The chefs plan to host an Italian Night in the near future, for which they will transform the entire place into an Italian restaurant, with white tablecloths, traditional music, and a special menu.  They’ve done it in the past, and say that it is a huge hit.

By opening for dinner only, with the exception of Sunday brunches, Parson’s Dinner House is dodging some of the hiring troubles currently plaguing some other restaurants. It also helps that Mr. Vazzano and Ms. Hill are running the place as a family business, with Ms. Hill’s children eagerly helping out.  Her son Morrow is her top server, while another son, Winter, washes dishes and buses tables, and her 14-year-old youngest son, Haven, helps out with dishing out the Everyone Eats program meal, a state-funded solution to providing food security to those in need during the time of COVID.  Through the Everyone Eats Program, Parson’s Dinner House serves about 100 free meals a week.

Prior to COVID, Morrow Hill had been about to participate along with two of his peers from school, on a Junior Iron Chef competition inf Chittenden County.  The menu would have featured his homemade eggplant parmesan, along with his spinach ravioli.  Instead, both dishes have been incorporated into Italian Night, which he now helps Mr. Vazzano to prepare.

Ms. Hill also hopes her daughter, who is in college, will return home over the holidays to help with a bit of waitressing.  Because of all of this family assistance, as well as not needing to piece together or overwork a skeleton crew for breakfast and lunch shifts, the restaurant .has been able to remain open when many others are struggling to fill shifts.  Really, it’s the way that they want it anyway, so they consider the challenging labor circumstances a lucky push for them to shift business models.

Since they reopened as Parson’s Dinner House on May 5, Mr. Vazzano and Ms. Hill have been feeding a steady stream of loyal customers, who they say, have told them over and over again how much local residents appreciate having a new fine dining establishment in town.  Many, they say, have been coming back week after week, just to help ensure that the new restaurant gets on its feet and stays open.  Over the summer, Mr. Vazzano said that there was a waitlist for dinner every night.  Part of the draw, he says, was his affiliation with the Westmore community, because of his time cooking at the Willoughvale, and the  customers who followed him to Barton.

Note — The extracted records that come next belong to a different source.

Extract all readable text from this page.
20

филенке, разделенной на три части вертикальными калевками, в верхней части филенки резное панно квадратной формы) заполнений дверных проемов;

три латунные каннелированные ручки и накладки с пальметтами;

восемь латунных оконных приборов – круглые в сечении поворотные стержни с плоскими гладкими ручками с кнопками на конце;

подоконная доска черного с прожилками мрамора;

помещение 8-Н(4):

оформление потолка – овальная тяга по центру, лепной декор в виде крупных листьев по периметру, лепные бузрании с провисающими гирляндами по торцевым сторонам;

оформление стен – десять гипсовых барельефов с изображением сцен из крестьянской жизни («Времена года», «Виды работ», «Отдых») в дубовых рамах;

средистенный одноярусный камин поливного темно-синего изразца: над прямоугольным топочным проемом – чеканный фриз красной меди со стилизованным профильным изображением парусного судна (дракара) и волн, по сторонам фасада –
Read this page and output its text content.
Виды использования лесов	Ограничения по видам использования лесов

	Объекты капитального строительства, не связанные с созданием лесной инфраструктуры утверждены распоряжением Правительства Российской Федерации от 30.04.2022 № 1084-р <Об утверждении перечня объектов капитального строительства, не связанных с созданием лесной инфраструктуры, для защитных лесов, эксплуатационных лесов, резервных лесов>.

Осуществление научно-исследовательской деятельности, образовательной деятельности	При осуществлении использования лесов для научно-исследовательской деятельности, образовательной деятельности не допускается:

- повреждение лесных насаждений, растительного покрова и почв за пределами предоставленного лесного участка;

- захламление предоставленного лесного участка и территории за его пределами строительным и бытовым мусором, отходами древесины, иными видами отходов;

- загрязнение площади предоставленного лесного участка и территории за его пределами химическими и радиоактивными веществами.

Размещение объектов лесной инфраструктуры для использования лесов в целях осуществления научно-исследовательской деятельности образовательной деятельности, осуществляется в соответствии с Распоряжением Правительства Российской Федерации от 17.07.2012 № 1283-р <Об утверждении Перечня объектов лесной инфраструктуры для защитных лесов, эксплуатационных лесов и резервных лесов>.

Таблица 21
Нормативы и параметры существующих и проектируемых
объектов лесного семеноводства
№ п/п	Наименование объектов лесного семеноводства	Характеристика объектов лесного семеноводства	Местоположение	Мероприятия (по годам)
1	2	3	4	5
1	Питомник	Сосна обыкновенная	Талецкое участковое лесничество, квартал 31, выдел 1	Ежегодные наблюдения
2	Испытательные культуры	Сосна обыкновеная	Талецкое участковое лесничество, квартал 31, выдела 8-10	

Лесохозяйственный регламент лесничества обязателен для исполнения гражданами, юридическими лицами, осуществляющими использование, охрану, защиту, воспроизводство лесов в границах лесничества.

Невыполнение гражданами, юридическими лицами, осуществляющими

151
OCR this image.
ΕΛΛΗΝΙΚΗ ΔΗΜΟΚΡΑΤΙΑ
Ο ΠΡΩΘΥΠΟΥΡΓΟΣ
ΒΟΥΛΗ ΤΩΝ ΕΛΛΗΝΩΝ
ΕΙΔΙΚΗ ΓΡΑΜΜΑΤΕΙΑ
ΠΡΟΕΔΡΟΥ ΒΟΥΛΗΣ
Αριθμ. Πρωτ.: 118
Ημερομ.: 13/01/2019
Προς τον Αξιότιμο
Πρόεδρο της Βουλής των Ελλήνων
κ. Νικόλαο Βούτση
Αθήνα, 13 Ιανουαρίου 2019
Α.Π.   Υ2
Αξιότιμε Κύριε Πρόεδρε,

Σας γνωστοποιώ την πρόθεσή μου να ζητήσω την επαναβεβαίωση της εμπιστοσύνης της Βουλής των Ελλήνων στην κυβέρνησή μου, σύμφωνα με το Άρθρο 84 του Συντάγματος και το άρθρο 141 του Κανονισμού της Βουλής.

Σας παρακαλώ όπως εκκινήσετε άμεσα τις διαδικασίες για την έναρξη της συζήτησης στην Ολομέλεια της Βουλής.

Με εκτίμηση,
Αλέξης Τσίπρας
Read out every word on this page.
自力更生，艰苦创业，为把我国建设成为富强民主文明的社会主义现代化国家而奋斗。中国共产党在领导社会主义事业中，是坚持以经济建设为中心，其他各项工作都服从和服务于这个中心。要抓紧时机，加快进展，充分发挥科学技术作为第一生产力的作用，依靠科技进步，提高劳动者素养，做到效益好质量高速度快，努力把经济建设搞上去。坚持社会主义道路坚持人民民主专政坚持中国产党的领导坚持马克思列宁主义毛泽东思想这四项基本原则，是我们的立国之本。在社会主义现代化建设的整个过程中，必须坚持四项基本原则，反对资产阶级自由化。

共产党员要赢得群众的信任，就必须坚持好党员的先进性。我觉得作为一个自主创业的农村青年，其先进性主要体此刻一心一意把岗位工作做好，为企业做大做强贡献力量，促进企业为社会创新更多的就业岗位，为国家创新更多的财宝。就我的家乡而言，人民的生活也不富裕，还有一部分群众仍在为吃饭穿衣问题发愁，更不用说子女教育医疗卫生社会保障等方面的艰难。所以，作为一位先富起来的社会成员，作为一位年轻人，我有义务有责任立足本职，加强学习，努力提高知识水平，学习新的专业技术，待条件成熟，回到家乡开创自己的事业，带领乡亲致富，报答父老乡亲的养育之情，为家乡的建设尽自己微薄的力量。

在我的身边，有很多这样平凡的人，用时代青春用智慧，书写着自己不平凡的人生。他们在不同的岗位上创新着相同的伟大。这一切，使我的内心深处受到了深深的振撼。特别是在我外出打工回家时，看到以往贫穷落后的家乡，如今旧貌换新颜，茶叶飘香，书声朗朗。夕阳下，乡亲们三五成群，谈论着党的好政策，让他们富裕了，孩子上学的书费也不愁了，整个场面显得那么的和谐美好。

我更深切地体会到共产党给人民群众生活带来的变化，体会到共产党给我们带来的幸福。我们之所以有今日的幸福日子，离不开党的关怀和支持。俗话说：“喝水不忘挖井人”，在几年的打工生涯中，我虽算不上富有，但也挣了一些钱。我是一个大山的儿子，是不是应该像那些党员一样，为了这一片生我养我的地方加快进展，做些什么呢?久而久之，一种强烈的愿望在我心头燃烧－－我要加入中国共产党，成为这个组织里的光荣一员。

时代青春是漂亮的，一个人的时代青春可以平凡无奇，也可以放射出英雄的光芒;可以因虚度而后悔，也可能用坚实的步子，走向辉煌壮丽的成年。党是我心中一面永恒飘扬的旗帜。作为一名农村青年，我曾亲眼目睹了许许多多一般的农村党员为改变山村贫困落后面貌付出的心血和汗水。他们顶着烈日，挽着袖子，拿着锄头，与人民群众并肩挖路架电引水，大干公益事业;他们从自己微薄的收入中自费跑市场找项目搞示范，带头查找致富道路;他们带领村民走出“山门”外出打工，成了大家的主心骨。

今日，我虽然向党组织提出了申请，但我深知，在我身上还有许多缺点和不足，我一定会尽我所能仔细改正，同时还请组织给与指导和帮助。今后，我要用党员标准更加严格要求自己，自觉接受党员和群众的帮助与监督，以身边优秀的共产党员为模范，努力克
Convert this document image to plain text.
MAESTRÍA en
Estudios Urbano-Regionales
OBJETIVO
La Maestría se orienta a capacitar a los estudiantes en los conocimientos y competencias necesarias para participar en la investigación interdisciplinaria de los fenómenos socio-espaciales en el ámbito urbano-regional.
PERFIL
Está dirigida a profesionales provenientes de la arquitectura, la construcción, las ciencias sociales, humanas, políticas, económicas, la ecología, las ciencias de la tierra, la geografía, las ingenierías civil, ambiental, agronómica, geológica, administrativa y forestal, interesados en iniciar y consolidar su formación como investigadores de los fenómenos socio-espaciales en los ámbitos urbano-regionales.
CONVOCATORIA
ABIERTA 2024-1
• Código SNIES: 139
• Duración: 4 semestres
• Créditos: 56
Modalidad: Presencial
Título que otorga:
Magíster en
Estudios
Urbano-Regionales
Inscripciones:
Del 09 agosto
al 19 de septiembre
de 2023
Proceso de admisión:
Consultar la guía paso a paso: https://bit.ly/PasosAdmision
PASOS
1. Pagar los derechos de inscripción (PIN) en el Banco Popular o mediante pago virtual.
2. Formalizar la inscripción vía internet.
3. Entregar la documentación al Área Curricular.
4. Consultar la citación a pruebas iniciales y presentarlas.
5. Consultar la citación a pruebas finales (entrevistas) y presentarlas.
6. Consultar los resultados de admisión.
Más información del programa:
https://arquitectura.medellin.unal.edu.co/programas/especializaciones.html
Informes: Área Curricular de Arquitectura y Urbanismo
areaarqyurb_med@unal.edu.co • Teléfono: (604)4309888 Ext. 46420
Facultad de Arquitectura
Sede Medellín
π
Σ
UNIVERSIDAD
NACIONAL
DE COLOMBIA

The prices are indicative of fine dining, sizable portions, and good service, at least outside of Chittenden County, and are completely worth every penny.  The food is well-presented and more importantly, intensely flavorful.  The old-fashioned jazz that pipes through the speakers on a weekend evening provides the perfect atmosphere in which to sip a fancy cocktail, and dine on high quality fare, the likes of which have not been seen in Barton for many years. It is the hope of many locals that this restaurant will stick around, adding another highly welcomed touch of romantic class to the Kingdom.